Pour Athènes, trouver un accord avec les créanciers est «la seule voie»

Trouver un accord avec les créanciers, UE et FMI, est la «seule voie» pour la Grèce, a affirmé le ministre grec de l'Économie Georges Stathakis dans un entretien paru dimanche au journal Realnews.

«La conclusion d'un accord est la seule voie, il n'y a pas d'autre possibilité», a indiqué le ministre. «Dans le cas contraire, surtout la Grèce, mais aussi l'Union européenne (UE) vont entrer en territoire inconnu», a-t-il prévenu.

Les négociations entre le gouvernement grec de gauche radicale et ses créanciers pour débloquer la dernière tranche des prêts UE-FMI au pays, soit environ 7 milliards d'euros, durent depuis plusieurs mois.

Ces derniers jours les deux parties ont indiqué que des progrès avaient été enregistrés malgré des divergences.
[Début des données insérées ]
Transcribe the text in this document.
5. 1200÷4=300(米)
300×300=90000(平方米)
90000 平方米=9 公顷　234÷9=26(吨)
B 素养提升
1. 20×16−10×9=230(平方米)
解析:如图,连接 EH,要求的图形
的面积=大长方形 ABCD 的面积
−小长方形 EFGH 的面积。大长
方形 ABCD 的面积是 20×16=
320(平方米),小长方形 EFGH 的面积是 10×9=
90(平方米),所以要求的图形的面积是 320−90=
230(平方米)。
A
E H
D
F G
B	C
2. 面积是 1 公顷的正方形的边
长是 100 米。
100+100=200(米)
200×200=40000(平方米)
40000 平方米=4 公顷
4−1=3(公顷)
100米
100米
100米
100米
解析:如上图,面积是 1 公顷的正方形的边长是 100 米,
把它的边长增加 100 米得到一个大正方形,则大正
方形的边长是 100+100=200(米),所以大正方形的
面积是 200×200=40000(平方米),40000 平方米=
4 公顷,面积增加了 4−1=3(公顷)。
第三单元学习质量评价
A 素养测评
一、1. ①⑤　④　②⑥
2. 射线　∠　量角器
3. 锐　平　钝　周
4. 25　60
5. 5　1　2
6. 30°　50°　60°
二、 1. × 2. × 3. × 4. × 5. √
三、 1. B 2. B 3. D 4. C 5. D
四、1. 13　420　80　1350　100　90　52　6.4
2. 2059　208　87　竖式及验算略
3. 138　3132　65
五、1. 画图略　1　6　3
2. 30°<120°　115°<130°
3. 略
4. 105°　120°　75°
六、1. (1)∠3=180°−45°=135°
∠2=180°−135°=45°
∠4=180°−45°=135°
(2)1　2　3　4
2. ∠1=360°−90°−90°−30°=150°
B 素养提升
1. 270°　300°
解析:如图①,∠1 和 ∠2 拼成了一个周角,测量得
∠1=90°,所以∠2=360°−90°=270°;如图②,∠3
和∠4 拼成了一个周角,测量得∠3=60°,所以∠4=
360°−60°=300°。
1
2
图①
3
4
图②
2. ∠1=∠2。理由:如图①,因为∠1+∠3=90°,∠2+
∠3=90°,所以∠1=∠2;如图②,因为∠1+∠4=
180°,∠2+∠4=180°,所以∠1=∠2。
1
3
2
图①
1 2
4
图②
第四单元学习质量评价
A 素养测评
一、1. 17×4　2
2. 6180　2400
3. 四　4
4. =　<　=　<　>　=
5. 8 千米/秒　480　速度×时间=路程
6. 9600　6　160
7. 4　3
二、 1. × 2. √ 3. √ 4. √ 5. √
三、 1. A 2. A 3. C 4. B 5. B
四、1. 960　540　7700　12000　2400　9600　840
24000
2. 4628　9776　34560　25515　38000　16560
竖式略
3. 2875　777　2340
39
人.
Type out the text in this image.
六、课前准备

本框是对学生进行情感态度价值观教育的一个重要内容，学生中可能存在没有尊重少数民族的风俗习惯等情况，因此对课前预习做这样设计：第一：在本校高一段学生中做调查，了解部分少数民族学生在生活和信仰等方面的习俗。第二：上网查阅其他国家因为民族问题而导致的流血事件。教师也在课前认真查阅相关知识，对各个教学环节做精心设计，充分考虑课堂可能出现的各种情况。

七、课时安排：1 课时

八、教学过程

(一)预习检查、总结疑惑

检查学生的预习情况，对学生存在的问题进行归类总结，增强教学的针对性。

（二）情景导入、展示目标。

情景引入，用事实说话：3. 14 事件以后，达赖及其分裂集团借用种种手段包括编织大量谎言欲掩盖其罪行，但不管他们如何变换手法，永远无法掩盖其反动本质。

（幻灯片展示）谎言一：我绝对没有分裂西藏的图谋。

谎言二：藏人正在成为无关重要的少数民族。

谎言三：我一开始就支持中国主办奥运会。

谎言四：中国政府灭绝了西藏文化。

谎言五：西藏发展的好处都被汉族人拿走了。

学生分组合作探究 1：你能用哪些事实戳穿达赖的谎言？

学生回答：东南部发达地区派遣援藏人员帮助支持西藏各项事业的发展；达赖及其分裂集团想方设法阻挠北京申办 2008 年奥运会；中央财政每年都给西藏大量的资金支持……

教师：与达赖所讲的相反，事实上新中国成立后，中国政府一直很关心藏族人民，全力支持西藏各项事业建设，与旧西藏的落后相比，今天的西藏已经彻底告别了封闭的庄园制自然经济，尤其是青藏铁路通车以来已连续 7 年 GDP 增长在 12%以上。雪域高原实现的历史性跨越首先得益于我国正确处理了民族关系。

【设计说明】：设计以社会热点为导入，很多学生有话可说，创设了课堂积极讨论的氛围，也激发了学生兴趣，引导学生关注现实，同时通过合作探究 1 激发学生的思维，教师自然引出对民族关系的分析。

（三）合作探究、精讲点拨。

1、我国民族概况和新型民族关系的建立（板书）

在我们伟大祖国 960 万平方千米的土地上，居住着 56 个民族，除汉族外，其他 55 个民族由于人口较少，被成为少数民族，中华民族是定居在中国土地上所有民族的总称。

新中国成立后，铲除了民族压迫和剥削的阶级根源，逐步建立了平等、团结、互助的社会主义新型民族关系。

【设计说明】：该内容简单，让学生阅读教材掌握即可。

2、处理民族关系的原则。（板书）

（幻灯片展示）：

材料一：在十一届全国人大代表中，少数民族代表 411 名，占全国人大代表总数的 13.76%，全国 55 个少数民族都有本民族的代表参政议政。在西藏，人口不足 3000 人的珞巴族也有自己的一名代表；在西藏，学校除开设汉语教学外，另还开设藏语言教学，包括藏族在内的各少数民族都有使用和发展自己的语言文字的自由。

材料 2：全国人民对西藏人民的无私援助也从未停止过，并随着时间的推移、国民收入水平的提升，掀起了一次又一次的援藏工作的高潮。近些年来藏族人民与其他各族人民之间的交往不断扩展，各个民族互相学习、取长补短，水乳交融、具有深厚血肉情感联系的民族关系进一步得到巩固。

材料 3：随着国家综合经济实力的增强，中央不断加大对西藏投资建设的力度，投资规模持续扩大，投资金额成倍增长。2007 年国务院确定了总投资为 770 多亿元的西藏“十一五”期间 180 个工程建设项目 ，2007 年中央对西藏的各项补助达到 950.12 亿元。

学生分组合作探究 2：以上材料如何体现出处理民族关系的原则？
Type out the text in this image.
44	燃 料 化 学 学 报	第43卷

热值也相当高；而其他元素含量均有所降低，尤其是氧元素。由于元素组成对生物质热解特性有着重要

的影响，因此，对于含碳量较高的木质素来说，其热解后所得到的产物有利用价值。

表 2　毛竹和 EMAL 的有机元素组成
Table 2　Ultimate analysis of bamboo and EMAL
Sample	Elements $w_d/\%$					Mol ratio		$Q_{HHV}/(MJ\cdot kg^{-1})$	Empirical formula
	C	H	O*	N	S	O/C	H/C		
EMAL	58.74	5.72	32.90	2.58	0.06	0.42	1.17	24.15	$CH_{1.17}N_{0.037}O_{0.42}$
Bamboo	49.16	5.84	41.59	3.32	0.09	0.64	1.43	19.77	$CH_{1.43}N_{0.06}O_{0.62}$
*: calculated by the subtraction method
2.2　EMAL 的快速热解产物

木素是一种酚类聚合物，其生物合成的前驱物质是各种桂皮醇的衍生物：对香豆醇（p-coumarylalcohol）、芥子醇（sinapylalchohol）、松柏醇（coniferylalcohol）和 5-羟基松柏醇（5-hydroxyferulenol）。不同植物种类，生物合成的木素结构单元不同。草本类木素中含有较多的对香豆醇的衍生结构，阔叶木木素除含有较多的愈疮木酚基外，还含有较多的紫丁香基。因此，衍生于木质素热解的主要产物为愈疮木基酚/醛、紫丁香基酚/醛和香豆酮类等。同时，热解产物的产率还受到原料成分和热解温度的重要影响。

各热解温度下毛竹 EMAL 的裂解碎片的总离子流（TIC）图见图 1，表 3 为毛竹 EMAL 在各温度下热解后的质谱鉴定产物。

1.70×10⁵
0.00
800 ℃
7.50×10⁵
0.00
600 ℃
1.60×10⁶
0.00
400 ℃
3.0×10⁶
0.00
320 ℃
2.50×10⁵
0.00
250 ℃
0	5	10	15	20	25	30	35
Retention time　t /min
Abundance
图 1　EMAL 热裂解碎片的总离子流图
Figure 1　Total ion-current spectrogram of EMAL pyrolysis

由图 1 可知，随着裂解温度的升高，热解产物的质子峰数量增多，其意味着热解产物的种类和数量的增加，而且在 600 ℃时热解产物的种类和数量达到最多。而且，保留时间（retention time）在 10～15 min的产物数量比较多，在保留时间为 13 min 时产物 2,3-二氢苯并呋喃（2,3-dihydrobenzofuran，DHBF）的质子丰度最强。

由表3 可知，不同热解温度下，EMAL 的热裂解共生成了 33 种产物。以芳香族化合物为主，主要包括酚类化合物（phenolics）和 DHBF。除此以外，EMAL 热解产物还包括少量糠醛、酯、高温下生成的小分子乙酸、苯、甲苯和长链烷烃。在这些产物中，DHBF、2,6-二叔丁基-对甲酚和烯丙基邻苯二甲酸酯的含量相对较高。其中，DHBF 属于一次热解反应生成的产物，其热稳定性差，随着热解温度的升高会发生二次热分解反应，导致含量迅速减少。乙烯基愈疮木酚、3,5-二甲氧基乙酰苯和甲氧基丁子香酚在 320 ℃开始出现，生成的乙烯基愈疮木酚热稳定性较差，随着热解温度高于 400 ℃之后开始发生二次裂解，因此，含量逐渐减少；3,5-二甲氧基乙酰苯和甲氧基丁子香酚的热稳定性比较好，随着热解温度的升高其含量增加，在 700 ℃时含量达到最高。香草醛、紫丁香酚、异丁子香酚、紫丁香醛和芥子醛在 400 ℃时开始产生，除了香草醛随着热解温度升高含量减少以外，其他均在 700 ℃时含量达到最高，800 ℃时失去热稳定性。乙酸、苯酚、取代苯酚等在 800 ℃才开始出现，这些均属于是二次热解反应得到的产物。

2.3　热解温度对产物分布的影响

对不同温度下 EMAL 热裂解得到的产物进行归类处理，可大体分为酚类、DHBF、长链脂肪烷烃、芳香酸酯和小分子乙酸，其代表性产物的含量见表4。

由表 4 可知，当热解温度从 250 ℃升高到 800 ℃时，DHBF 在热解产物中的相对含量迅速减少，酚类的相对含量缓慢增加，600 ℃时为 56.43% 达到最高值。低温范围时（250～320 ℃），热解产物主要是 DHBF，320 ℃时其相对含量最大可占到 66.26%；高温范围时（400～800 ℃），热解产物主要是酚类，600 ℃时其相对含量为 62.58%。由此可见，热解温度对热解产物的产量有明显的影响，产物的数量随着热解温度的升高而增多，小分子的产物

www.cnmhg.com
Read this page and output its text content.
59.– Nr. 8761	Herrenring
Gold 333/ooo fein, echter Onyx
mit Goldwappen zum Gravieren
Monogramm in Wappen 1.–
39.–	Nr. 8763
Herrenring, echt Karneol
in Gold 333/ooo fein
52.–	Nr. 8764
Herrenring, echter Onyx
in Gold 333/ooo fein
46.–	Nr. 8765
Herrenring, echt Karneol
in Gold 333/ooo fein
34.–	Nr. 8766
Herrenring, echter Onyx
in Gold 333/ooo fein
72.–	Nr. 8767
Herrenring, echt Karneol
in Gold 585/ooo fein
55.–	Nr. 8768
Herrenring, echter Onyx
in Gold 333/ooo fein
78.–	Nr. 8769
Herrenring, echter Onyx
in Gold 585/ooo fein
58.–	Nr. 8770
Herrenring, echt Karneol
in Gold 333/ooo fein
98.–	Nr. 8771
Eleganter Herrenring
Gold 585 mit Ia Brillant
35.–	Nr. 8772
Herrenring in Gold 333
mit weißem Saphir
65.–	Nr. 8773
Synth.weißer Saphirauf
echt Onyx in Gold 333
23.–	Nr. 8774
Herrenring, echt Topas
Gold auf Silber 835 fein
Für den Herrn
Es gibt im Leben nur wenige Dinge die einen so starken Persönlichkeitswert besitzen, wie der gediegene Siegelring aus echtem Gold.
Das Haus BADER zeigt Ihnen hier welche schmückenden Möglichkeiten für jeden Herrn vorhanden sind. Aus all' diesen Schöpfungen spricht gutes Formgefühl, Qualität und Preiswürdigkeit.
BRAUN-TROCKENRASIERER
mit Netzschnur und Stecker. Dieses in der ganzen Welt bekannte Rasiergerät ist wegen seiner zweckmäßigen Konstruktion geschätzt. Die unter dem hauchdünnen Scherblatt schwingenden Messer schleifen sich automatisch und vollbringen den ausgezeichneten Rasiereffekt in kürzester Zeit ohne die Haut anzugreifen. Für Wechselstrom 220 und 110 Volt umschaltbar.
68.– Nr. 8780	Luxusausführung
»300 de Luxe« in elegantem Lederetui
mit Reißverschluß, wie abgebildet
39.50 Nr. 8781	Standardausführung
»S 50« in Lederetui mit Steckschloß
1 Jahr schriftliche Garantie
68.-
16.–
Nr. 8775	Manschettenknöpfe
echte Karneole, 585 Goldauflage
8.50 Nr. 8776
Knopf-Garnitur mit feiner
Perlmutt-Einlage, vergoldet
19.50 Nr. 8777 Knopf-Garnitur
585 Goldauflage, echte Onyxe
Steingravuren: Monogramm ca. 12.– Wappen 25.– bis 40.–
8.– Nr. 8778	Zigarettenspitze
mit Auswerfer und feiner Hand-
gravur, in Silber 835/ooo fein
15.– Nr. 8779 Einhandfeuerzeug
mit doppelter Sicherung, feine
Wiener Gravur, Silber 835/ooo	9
«Nous souhaitons conclure l'accord pour nous assurer des sommes nécessaires, qui nous permettront de remplir nos obligations à la fois à l'intérieur du pays et à l'étranger», a souligné Georges Stathakis.

Le ministre a affirmé que le pays «allait honorer ses dettes» aux créanciers et verser le 5 juin la tranche des prêts de 300 millions euros au FMI.

Le premier ministre Alexis Tsipras s'est entretenu jeudi au téléphone avec la chancelière allemande Angela Merkel et le président français François Hollande.

Ces deux dirigeants doivent se rencontrer lundi à Berlin avec le président de la Commission européenne Jean-Claude Juncker, pour discuter du renforcement de la zone euro, mais le sujet de la Grèce est également à l'ordre du jour, selon des médias grecs.